Despite a common post-racial rhetoric that has surfaced in recent years underscoring that discrimination against minority group members no longer exists, empirical research reveals that many individuals continue to experience discrimination and that racial prejudice continues to shape racial disparities in many domains. My dissertation examined this mismatch—when people’s experiences and beliefs are inconsistent with messages that imply that racial discrimination no longer exists. The present work explores how racial group membership influences this mismatch and leads people to experience a variety outcomes. Across three experiments, results revealed that messages that imply that racism is no longer an issue led minority group members to report less belonging (Experiments 1-3), more negative affect (Experiments 1 & 2), greater vigilance to discrimination (Experiments 1 & 2), greater support for immigration policies (Experiment 1), and greater outgroup hostility (Experiment 2) compared to

racial minorities who were not exposed to messages that minimized or denied the existence of racism.
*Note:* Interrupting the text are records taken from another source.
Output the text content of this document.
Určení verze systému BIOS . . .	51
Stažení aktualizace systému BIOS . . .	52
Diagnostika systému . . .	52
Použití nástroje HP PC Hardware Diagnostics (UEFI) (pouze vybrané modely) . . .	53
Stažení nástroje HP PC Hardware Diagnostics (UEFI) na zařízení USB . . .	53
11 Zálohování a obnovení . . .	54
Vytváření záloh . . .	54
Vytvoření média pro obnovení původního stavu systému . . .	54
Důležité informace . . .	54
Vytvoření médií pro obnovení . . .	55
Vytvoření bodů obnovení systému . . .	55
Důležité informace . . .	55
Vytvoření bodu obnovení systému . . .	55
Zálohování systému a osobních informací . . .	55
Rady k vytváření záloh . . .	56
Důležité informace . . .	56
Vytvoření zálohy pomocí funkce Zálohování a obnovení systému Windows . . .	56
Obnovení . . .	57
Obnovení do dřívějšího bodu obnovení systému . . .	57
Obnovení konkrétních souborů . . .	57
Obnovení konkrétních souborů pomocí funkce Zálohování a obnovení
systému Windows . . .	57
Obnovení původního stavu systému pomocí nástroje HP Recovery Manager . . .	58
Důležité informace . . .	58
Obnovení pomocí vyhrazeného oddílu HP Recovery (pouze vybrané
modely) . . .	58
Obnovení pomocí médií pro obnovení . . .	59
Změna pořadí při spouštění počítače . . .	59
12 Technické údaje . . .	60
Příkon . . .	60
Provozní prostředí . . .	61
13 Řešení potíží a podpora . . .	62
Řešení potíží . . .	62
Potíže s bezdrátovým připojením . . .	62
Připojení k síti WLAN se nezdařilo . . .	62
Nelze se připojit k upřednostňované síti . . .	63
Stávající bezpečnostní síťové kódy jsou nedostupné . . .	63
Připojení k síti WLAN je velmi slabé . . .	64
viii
Furthermore, results revealed that the perception that Whites do not understand the experiences of minority group members mediated the relationship between the message and a lower sense of belonging for racial minorities. Conversely, messages that minimized or denied the existence of racism had the opposite effect on Whites. After being exposed to a message that minimized the existence of racial discrimination against minority groups, Whites reported lower prejudice concerns and more positive emotions compared to Whites who were not exposed to a message that minimized the existence of racial discrimination. Given that messages that minimize racism are often subtle and not intended to harm members from disadvantaged groups, this research adds to an existing understanding of the same message can create disparate outcomes among racial minorities and Whites in the United States, which may ultimately have implications for intergroup relations.